Warner Music Group (WMG) has officially established a division in Tel Aviv, Israel.
The Big Three record label formally announced the arrival of Warner Music Israel today. Mariah Mochiach, a more than two-decade music industry veteran, has signed on to serve as the office’s general manager, reporting to WMG president of emerging markets Alfonso Perez-Soto.
Warner Music Israel – which debuts one week after the IFPI described MENA as the “fastest growing music region in the world” – is expected to “locally market and promote WMG’s international superstar artists,” besides signing and developing talent from the nation of about 9.22 million residents.
Addressing the launch in a statement, Perez-Soto doubled down on Warner Music Israel’s goal of assisting domestic artists in finding fans on the world stage.
“We hope to turn Warner Music Israel into a powerhouse full of local stars, and by offering artists the opportunity to tap into Warner Music’s renowned global network, we aim to attract the country’s most exciting talent,” the nearly 10-year Warner Music veteran Perez-Soto said in part.
Similarly, the major label also indicated that Warner Music Israel’s Mochiach “will work closely with Gülce Özyeşilpınar,” general manager at Warner Music Turkey, which opened its own doors back in January of 2020.
Since then, the Africori owner Warner Music Group has moved to bolster its presence in other emerging markets – Russia (though the corresponding label shut down in March), India, Vietnam, and multiple African nations among them – while investing heavily in MENA as of late.

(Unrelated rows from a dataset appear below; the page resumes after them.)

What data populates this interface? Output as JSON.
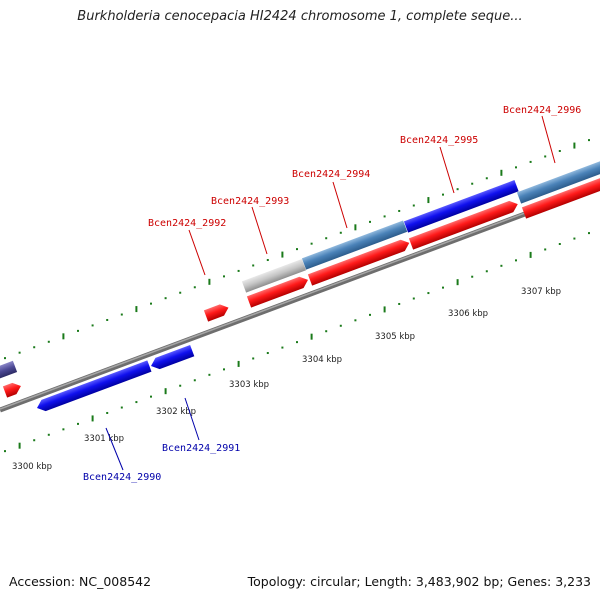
{
  "title": "Burkholderia cenocepacia HI2424 chromosome 1, complete seque...",
  "footer": {
    "accession": "Accession: NC_008542",
    "summary": "Topology: circular; Length: 3,483,902 bp; Genes: 3,233"
  },
  "colors": {
    "forward_label": "#cc0000",
    "reverse_label": "#0000aa",
    "tick": "#1a7a1a",
    "ruler_text": "#222222"
  },
  "ruler_labels": [
    "3300 kbp",
    "3301 kbp",
    "3302 kbp",
    "3303 kbp",
    "3304 kbp",
    "3305 kbp",
    "3306 kbp",
    "3307 kbp"
  ],
  "gene_labels": [
    {
      "text": "Bcen2424_2990",
      "strand": "reverse"
    },
    {
      "text": "Bcen2424_2991",
      "strand": "reverse"
    },
    {
      "text": "Bcen2424_2992",
      "strand": "forward"
    },
    {
      "text": "Bcen2424_2993",
      "strand": "forward"
    },
    {
      "text": "Bcen2424_2994",
      "strand": "forward"
    },
    {
      "text": "Bcen2424_2995",
      "strand": "forward"
    },
    {
      "text": "Bcen2424_2996",
      "strand": "forward"
    }
  ]
}
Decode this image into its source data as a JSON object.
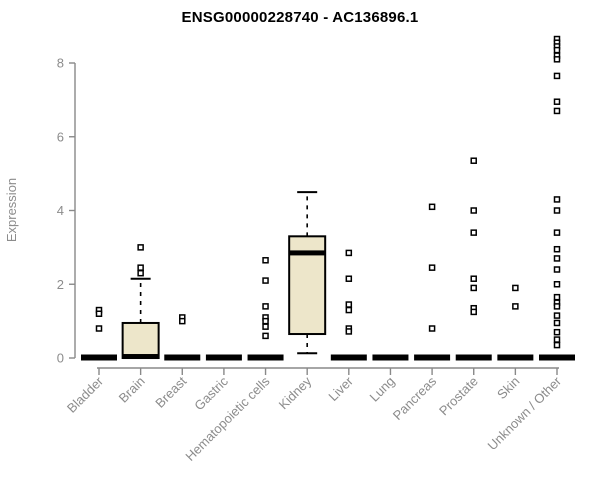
{
  "chart_data": {
    "type": "boxplot",
    "title": "ENSG00000228740 - AC136896.1",
    "ylabel": "Expression",
    "xlabel": "",
    "ylim": [
      0,
      8.7
    ],
    "yticks": [
      0,
      2,
      4,
      6,
      8
    ],
    "grid": false,
    "legend": null,
    "categories": [
      "Bladder",
      "Brain",
      "Breast",
      "Gastric",
      "Hematopoietic cells",
      "Kidney",
      "Liver",
      "Lung",
      "Pancreas",
      "Prostate",
      "Skin",
      "Unknown / Other"
    ],
    "boxes": [
      {
        "category": "Bladder",
        "zero_bar": true,
        "box": null,
        "outliers": [
          1.3,
          1.2,
          0.8
        ]
      },
      {
        "category": "Brain",
        "zero_bar": false,
        "box": {
          "q1": 0,
          "median": 0.04,
          "q3": 0.95,
          "whisker_low": null,
          "whisker_high": 2.15
        },
        "outliers": [
          3.0,
          2.45,
          2.3
        ]
      },
      {
        "category": "Breast",
        "zero_bar": true,
        "box": null,
        "outliers": [
          1.1,
          1.0
        ]
      },
      {
        "category": "Gastric",
        "zero_bar": true,
        "box": null,
        "outliers": []
      },
      {
        "category": "Hematopoietic cells",
        "zero_bar": true,
        "box": null,
        "outliers": [
          2.65,
          2.1,
          1.4,
          1.1,
          1.0,
          0.85,
          0.6
        ]
      },
      {
        "category": "Kidney",
        "zero_bar": false,
        "box": {
          "q1": 0.65,
          "median": 2.85,
          "q3": 3.3,
          "whisker_low": 0.13,
          "whisker_high": 4.5
        },
        "outliers": []
      },
      {
        "category": "Liver",
        "zero_bar": true,
        "box": null,
        "outliers": [
          2.85,
          2.15,
          1.45,
          1.3,
          0.8,
          0.72
        ]
      },
      {
        "category": "Lung",
        "zero_bar": true,
        "box": null,
        "outliers": []
      },
      {
        "category": "Pancreas",
        "zero_bar": true,
        "box": null,
        "outliers": [
          4.1,
          2.45,
          0.8
        ]
      },
      {
        "category": "Prostate",
        "zero_bar": true,
        "box": null,
        "outliers": [
          5.35,
          4.0,
          3.4,
          2.15,
          1.9,
          1.35,
          1.25
        ]
      },
      {
        "category": "Skin",
        "zero_bar": true,
        "box": null,
        "outliers": [
          1.9,
          1.4
        ]
      },
      {
        "category": "Unknown / Other",
        "zero_bar": true,
        "box": null,
        "outliers": [
          8.65,
          8.55,
          8.45,
          8.35,
          8.2,
          8.1,
          7.65,
          6.95,
          6.7,
          4.3,
          4.0,
          3.4,
          2.95,
          2.7,
          2.4,
          2.0,
          1.65,
          1.5,
          1.4,
          1.15,
          0.95,
          0.7,
          0.5,
          0.35
        ]
      }
    ],
    "colors": {
      "box_fill": "#EDE6CA",
      "box_border": "#000000",
      "zero_bar": "#000000",
      "axis": "#898989",
      "tick_label": "#8c8c8c",
      "title": "#000000",
      "outlier_stroke": "#000000",
      "outlier_fill": "#ffffff"
    }
  }
}
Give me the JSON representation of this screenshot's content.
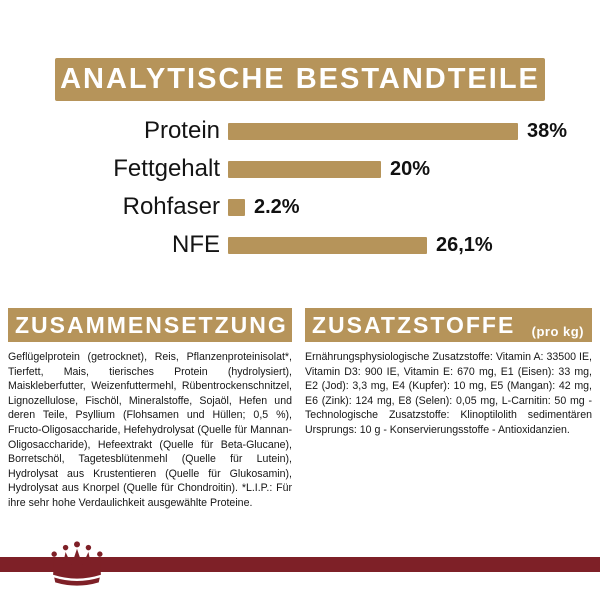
{
  "colors": {
    "accent_gold": "#B6945A",
    "brand_red": "#7E2027"
  },
  "banner": {
    "title": "ANALYTISCHE BESTANDTEILE"
  },
  "chart_data": {
    "type": "bar",
    "orientation": "horizontal",
    "categories": [
      "Protein",
      "Fettgehalt",
      "Rohfaser",
      "NFE"
    ],
    "values": [
      38,
      20,
      2.2,
      26.1
    ],
    "value_labels": [
      "38%",
      "20%",
      "2.2%",
      "26,1%"
    ],
    "title": "Analytische Bestandteile",
    "xlabel": "",
    "ylabel": "",
    "xlim": [
      0,
      40
    ],
    "grid": false,
    "legend": false,
    "bar_color": "#B6945A"
  },
  "sections": {
    "left": {
      "title": "ZUSAMMENSETZUNG",
      "body": "Geflügelprotein (getrocknet), Reis, Pflanzenproteinisolat*, Tierfett, Mais, tierisches Protein (hydrolysiert), Maiskleberfutter, Weizenfuttermehl, Rübentrockenschnitzel, Lignozellulose, Fischöl, Mineralstoffe, Sojaöl, Hefen und deren Teile, Psyllium (Flohsamen und Hüllen; 0,5 %), Fructo-Oligosaccharide, Hefehydrolysat (Quelle für Mannan-Oligosaccharide), Hefeextrakt (Quelle für Beta-Glucane), Borretschöl, Tagetesblütenmehl (Quelle für Lutein), Hydrolysat aus Krustentieren (Quelle für Glukosamin), Hydrolysat aus Knorpel (Quelle für Chondroitin). *L.I.P.: Für ihre sehr hohe Verdaulichkeit ausgewählte Proteine."
    },
    "right": {
      "title": "ZUSATZSTOFFE",
      "subtitle": "(pro kg)",
      "body": "Ernährungsphysiologische Zusatzstoffe: Vitamin A: 33500 IE, Vitamin D3: 900 IE, Vitamin E: 670 mg, E1 (Eisen): 33 mg, E2 (Jod): 3,3 mg, E4 (Kupfer): 10 mg, E5 (Mangan): 42 mg, E6 (Zink): 124 mg, E8 (Selen): 0,05 mg, L-Carnitin: 50 mg - Technologische Zusatzstoffe: Klinoptilolith sedimentären Ursprungs: 10 g - Konservierungsstoffe - Antioxidanzien."
    }
  },
  "footer": {
    "logo_icon": "royal-canin-crown-icon"
  }
}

To be sure, 2021 and 2022’s first five months have seen WMG inject a reported $200 million into Rotana Music and, more recently, acquire Dubai-based distributor Qanawat Music. The other two leading labels, Universal Music Group and Sony Music Entertainment, have likewise taken steps to carve out footholds in the Middle East.
Universal Music, for instance, planted a flag in Tel Aviv in June of 2020 and opened Universal Arabic Music in April of 2021. Sony Music, for its part, rolled out a jointly owned label, Vibe Music Arabia, with streaming service Anghami at 2021’s end.
In another testament to the Middle East’s music industry’s growth, Abu Dhabi-based Anghami last week reported a 23 percent year-over-year revenue jump for Q1 2022, which saw it pull down a total of $9.31 million. Additionally, the publicly traded streaming service achieved a 13 percent YoY hike in premium subscribers, at 1.51 million, according to the Q1 2022 earnings analysis.